Now comes the trouble— which 401k sister to choose?
Ready to roll the dice? You’re going to have to consider the following:
The tax code structure-will the tax structure be more difficult when you are ready to retire?
The marginal tax rates-will they be higher or lower at your retirement?
The inflation rates-will they be too low or too high for you to benefit?
So which sister will it be? –The pre-tax traditional 401k or the post tax Roth 401k–
If you are among the highly compensated, (those earning $95,000+ in 2005), or a business owner, you may find yourself better off with the post tax Roth 401k.
Although contributions are counted dollar for dollar, Roth 401k contributions are worth more to the highly compensated than the pre-tax dollars. As an example, in a company, that fails the non-discrimination ADP test or limits the deferrals of the highly compensated to avoid failing the ADP, and assuming an individual’s tax rate remains the same, making a Roth deferral is economically equivalent to increasing a pre-tax deferral by the amount of the tax savings.
Company B maintains a 401(k) plan. James, age 49, earns $220,000/year and would like to defer the maximum each year. Unfortunately, the average deferral rate of the Non Highly Compensated Employees (NHCE) is 3%, thus limiting James’ deferral rate to 5% ($11,000). The same limitation would apply if the plan added a Roth feature. However, assuming a 35% combined (total fed & state) marginal tax rate, the $11,000 Roth post tax contribution would be the same as making a traditional 401k $14,850 pre-tax contribution.

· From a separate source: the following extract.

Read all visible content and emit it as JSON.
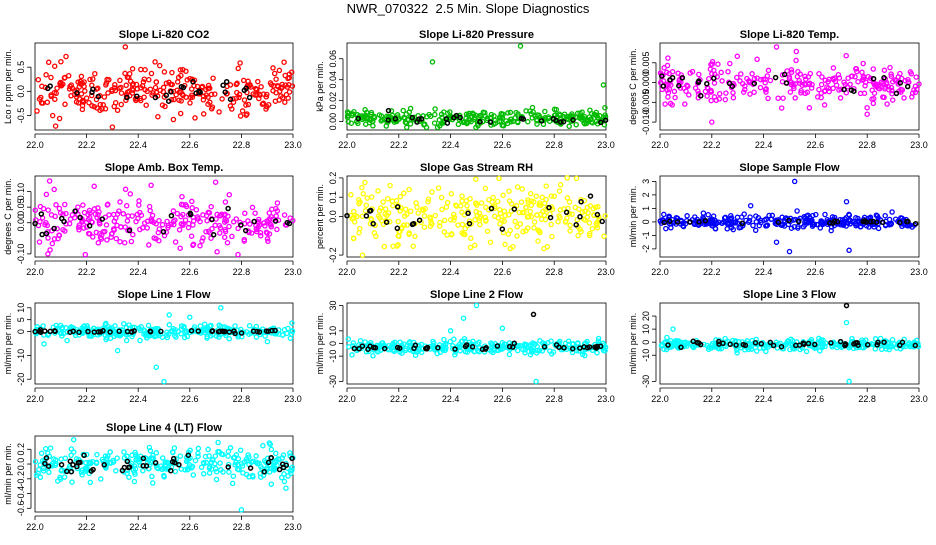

With the Roth 401k, James will not only make a larger deferral but one that is the same as the pretax deferral in excess of the dollar limit, and more than the ADP test limit. While it is true that James can only defer $11,000 either way, his deferral dollars go farther with a Roth. And if James was a business owner in a Solo 401k Plan, there would be no non-discrimination ADP limit at all.